Dans la classification de l’article 4 du règlement UE 2018-858 on distingue entre autres catégories :

– La catégorie M : les véhicules à moteur conçus et construits essentiellement pour le transport de passagers et de leurs bagages (et qui dans la sous-catégorie M1 peuvent compter jusqu’à 8 places assises en plus du conducteur).

– La catégorie N : les véhicules à moteur, conçus et construits essentiellement pour le transport de marchandises. Elle même subdivisée en sous-catégories : N1 jusqu’à 3,5 tonnes de masse maximale, N2 jusqu’à 12 tonnes, et N3 au-delà.

Pick-up (BE) ou camion (BA) et camionnette (BB)

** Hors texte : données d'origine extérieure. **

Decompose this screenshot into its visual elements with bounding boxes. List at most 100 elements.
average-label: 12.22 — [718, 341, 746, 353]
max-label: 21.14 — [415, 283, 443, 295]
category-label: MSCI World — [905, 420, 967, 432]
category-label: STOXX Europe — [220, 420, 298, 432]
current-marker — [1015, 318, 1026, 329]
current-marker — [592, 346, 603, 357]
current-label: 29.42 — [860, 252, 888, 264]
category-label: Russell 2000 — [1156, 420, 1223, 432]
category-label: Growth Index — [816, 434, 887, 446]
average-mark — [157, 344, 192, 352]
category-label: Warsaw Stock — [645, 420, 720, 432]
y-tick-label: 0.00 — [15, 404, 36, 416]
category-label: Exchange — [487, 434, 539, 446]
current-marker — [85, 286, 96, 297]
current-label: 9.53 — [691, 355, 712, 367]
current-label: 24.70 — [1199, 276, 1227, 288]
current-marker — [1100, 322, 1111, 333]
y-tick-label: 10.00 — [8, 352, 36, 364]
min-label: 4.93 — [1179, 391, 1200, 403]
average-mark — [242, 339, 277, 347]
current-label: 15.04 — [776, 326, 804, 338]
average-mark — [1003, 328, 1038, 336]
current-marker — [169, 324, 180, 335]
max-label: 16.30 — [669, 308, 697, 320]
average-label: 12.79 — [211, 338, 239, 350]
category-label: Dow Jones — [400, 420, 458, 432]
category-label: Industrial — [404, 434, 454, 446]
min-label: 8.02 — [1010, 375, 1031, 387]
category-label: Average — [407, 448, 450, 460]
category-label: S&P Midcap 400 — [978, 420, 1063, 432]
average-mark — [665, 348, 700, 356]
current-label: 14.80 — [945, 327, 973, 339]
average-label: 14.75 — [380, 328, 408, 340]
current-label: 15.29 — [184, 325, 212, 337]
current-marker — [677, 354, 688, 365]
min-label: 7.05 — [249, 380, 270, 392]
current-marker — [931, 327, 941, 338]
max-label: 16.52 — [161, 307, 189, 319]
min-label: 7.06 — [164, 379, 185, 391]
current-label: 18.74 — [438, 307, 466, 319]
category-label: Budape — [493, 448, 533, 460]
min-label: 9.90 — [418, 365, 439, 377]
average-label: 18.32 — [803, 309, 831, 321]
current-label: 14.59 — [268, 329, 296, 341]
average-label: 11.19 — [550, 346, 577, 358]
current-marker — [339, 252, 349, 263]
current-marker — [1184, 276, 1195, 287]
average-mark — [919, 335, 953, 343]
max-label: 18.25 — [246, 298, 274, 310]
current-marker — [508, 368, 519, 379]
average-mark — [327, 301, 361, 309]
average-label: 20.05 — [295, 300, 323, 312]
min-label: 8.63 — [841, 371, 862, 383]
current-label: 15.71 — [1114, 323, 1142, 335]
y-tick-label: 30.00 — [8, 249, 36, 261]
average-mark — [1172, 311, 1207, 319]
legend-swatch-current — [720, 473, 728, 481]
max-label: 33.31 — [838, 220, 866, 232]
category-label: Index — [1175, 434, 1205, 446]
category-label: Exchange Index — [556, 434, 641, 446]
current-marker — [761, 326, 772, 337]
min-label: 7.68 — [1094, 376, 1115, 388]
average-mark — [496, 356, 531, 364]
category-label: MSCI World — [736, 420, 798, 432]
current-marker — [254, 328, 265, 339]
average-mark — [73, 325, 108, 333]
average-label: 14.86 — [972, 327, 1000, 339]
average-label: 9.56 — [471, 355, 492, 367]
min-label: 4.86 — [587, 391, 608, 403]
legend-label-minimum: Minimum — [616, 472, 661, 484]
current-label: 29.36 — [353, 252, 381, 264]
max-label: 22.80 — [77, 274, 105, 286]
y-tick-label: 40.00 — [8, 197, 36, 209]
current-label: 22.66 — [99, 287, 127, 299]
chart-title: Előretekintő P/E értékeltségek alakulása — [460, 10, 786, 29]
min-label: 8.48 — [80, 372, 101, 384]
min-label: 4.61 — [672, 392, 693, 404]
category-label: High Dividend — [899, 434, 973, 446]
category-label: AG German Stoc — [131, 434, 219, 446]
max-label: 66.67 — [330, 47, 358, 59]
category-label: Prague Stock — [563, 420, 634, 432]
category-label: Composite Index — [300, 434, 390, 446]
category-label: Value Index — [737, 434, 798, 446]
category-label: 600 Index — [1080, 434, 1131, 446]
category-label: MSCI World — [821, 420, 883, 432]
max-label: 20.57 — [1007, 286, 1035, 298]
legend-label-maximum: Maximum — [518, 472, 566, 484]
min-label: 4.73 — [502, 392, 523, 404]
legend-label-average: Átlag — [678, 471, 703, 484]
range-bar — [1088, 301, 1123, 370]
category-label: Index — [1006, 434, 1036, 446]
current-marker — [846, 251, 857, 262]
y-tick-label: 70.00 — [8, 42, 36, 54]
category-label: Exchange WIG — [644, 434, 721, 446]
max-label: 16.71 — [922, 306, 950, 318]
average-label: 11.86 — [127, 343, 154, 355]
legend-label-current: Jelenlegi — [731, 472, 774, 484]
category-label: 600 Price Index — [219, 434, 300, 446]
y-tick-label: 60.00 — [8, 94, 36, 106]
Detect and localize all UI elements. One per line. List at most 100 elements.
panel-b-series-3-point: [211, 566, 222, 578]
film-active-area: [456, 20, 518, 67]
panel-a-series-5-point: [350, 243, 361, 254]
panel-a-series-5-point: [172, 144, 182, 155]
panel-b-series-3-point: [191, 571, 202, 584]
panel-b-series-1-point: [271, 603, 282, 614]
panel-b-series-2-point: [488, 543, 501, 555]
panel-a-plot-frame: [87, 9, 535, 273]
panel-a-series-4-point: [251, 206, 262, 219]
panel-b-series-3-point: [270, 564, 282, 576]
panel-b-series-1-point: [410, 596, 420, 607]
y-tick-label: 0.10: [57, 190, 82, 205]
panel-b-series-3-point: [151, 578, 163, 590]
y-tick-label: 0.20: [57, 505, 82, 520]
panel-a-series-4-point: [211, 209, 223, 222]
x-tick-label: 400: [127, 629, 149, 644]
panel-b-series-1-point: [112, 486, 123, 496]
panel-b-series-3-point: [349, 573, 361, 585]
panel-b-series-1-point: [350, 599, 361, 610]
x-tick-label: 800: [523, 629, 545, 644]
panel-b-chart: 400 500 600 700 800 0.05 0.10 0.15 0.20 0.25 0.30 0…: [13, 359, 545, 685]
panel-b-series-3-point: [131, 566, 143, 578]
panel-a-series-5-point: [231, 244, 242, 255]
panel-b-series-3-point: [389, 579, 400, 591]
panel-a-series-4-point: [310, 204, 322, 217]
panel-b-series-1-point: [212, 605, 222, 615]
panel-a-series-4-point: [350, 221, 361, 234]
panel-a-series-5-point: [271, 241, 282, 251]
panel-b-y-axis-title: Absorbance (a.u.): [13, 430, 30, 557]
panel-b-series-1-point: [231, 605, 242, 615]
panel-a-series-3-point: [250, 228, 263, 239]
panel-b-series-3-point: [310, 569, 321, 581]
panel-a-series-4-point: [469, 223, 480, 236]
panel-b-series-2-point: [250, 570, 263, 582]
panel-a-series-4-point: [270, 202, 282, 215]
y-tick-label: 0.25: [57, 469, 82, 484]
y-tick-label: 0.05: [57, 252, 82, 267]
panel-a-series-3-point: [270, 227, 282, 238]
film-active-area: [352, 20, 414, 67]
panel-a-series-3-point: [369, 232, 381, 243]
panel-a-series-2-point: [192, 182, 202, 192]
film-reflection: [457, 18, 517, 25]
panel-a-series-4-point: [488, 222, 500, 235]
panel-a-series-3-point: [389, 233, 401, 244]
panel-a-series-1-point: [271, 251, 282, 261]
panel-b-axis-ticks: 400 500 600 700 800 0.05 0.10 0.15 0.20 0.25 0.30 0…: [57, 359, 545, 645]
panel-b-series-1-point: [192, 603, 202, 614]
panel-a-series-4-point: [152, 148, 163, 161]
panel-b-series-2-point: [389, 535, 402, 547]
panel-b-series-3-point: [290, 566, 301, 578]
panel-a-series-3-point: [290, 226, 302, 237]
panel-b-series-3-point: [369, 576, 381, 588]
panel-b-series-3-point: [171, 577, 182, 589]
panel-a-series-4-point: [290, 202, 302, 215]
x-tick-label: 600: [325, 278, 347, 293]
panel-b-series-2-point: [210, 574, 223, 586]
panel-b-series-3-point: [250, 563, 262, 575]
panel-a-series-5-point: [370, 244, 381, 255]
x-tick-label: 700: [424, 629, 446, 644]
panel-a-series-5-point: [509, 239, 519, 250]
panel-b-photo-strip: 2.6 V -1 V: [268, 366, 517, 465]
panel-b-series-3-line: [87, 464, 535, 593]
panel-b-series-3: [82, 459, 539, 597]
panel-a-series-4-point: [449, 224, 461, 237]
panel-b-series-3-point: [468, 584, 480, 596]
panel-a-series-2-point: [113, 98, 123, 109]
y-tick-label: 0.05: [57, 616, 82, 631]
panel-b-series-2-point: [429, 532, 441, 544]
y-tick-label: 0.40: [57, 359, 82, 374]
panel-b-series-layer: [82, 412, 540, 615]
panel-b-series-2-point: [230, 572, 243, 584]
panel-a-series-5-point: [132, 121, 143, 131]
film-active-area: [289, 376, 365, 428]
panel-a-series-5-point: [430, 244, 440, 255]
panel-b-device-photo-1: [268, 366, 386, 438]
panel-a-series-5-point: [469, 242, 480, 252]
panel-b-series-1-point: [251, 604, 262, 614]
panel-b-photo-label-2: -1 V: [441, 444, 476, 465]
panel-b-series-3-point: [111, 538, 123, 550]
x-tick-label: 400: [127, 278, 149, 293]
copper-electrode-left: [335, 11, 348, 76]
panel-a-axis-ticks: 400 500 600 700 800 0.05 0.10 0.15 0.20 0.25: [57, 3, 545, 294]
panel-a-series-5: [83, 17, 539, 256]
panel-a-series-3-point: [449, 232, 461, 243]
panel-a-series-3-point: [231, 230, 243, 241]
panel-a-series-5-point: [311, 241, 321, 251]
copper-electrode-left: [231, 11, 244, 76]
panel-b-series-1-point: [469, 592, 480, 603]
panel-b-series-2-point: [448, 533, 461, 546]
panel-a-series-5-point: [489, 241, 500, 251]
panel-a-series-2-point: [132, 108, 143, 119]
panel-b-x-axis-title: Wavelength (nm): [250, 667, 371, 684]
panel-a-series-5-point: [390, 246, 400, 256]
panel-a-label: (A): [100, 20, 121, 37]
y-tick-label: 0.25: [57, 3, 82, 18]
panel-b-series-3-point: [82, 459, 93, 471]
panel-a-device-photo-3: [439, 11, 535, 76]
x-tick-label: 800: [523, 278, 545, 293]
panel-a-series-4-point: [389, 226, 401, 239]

Viennent ensuite, à l’annexe 1, une classification selon les carrosseries. Par exemple, pour la catégorie N on peut trouver des camions, des camionnettes, des unités de traction pour semi-remorque, des tracteurs routiers, des camions pick-up, des châssis-cabine ou châssis-capot. Ces véhicules se désignent symboliquement par deux lettres (que l’on retrouve mentionnées à la case J2 de nos cartes grises). Pour le problème qui nous intéresse ici, nous évoquerons notamment :

– le camion (BA) : Un véhicule conçu et construit exclusivement ou principalement pour transporter des marchandises. Il peut également tracter une remorque.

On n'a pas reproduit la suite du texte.